Oleh: Jakobus A. Rahajaan

AMBON, FordataNews.com – Di tengah berbagai persoalan yang masih membelit Maluku, mulai dari ketimpangan pembangunan, korupsi, kemiskinan struktural, hingga eksploitasi sumber daya alam yang belum sepenuhnya berpihak kepada rakyat, mahasiswa dituntut untuk kembali kepada khittah perjuangannya sebagai agen perubahan dan kontrol sosial.

Kampus tidak boleh hanya melahirkan sarjana yang mengejar gelar, tetapi juga intelektual yang berani menyuarakan kebenaran demi kepentingan masyarakat.

Gagasan yang disampaikan akademisi dan pemerhati hukum, Jakobus A. Rahajaan, patut menjadi bahan refleksi bersama. Ia mengingatkan bahwa kontribusi terbesar mahasiswa bukanlah seberapa cepat mengenakan toga wisuda, melainkan sejauh mana keberanian mereka mengawal kebijakan publik melalui kritik yang ilmiah, rasional, dan berbasis data.
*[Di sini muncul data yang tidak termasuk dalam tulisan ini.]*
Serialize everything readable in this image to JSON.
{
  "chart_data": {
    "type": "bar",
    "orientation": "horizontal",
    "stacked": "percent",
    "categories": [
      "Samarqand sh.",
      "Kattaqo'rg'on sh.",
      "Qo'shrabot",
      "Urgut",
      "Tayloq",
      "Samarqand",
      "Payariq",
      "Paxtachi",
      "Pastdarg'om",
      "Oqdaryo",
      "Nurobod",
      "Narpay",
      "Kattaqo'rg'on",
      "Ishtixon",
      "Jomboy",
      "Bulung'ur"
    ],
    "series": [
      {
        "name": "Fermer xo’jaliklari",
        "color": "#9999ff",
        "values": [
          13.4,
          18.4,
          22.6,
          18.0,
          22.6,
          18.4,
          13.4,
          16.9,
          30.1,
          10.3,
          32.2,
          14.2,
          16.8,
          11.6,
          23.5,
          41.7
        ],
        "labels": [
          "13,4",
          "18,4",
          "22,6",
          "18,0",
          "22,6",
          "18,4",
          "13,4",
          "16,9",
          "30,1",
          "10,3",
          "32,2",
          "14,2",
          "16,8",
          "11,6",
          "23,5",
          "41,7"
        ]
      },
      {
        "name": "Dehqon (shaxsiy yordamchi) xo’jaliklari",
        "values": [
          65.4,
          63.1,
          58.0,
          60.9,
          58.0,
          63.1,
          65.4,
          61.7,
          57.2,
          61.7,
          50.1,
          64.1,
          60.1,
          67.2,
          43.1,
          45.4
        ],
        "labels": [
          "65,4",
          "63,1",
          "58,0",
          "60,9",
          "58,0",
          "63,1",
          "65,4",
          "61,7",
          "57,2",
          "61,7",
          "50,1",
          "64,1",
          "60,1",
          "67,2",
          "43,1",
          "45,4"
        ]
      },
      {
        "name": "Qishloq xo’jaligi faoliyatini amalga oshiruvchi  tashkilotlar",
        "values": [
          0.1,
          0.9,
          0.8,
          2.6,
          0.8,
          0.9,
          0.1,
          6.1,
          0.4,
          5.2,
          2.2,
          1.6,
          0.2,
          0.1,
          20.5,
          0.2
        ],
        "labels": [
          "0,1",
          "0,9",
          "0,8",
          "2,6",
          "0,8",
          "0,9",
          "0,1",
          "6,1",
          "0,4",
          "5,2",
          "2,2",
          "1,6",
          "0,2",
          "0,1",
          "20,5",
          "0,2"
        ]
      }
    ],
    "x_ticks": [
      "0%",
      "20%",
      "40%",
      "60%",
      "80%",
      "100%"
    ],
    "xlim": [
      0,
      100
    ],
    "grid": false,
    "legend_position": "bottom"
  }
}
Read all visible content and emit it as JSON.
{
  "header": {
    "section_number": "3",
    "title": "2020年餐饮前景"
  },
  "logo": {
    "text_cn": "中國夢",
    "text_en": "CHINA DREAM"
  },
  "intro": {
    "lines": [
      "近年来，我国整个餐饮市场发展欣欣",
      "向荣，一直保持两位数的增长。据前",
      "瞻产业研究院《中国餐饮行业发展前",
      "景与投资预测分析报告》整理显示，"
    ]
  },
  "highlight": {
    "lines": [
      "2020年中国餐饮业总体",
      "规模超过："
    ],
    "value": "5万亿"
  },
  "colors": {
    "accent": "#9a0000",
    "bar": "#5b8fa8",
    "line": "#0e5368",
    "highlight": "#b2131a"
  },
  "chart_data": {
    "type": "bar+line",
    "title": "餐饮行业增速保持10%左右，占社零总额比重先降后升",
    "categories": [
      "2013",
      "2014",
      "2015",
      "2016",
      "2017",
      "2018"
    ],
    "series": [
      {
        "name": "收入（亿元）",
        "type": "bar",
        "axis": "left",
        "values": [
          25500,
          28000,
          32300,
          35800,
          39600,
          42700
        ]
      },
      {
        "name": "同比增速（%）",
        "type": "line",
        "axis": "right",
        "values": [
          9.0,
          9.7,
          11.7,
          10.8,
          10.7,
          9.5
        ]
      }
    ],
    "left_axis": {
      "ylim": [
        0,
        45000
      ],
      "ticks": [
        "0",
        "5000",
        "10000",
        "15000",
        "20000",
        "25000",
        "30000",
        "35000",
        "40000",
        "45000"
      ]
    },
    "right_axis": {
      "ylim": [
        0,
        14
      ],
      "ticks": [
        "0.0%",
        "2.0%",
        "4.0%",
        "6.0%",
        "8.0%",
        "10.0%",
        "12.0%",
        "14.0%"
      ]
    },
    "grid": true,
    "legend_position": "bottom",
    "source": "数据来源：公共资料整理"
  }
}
Pandangan tersebut sesungguhnya merupakan kritik terhadap fenomena menurunnya daya kritis sebagian kalangan mahasiswa yang kerap terjebak dalam pragmatisme politik maupun rutinitas akademik semata.

Padahal, sejarah bangsa ini mencatat bahwa hampir setiap perubahan besar selalu lahir dari keberanian kaum muda untuk menyuarakan kepentingan rakyat.

Rahajaan yang juga merupakan anggota Rumah Bantuan Hukum Pemuda Katolik Komisariat Daerah Maluku ini menawarkan Tujuh Diktum.

Menurutnya, ketujuh Diktum tersebut bukan sekadar daftar tuntutan demonstrasi jalanan. Di baliknya terdapat fondasi hukum dan argumentasi akademik yang kuat. Mulai dari pengakuan masyarakat hukum adat, pemberantasan korupsi, pengaturan prostitusi, percepatan pengesahan Undang-Undang Provinsi Kepulauan, transparansi pengelolaan Blok Masela, hilirisasi perikanan, hingga integrasi kebijakan pembangunan maritim.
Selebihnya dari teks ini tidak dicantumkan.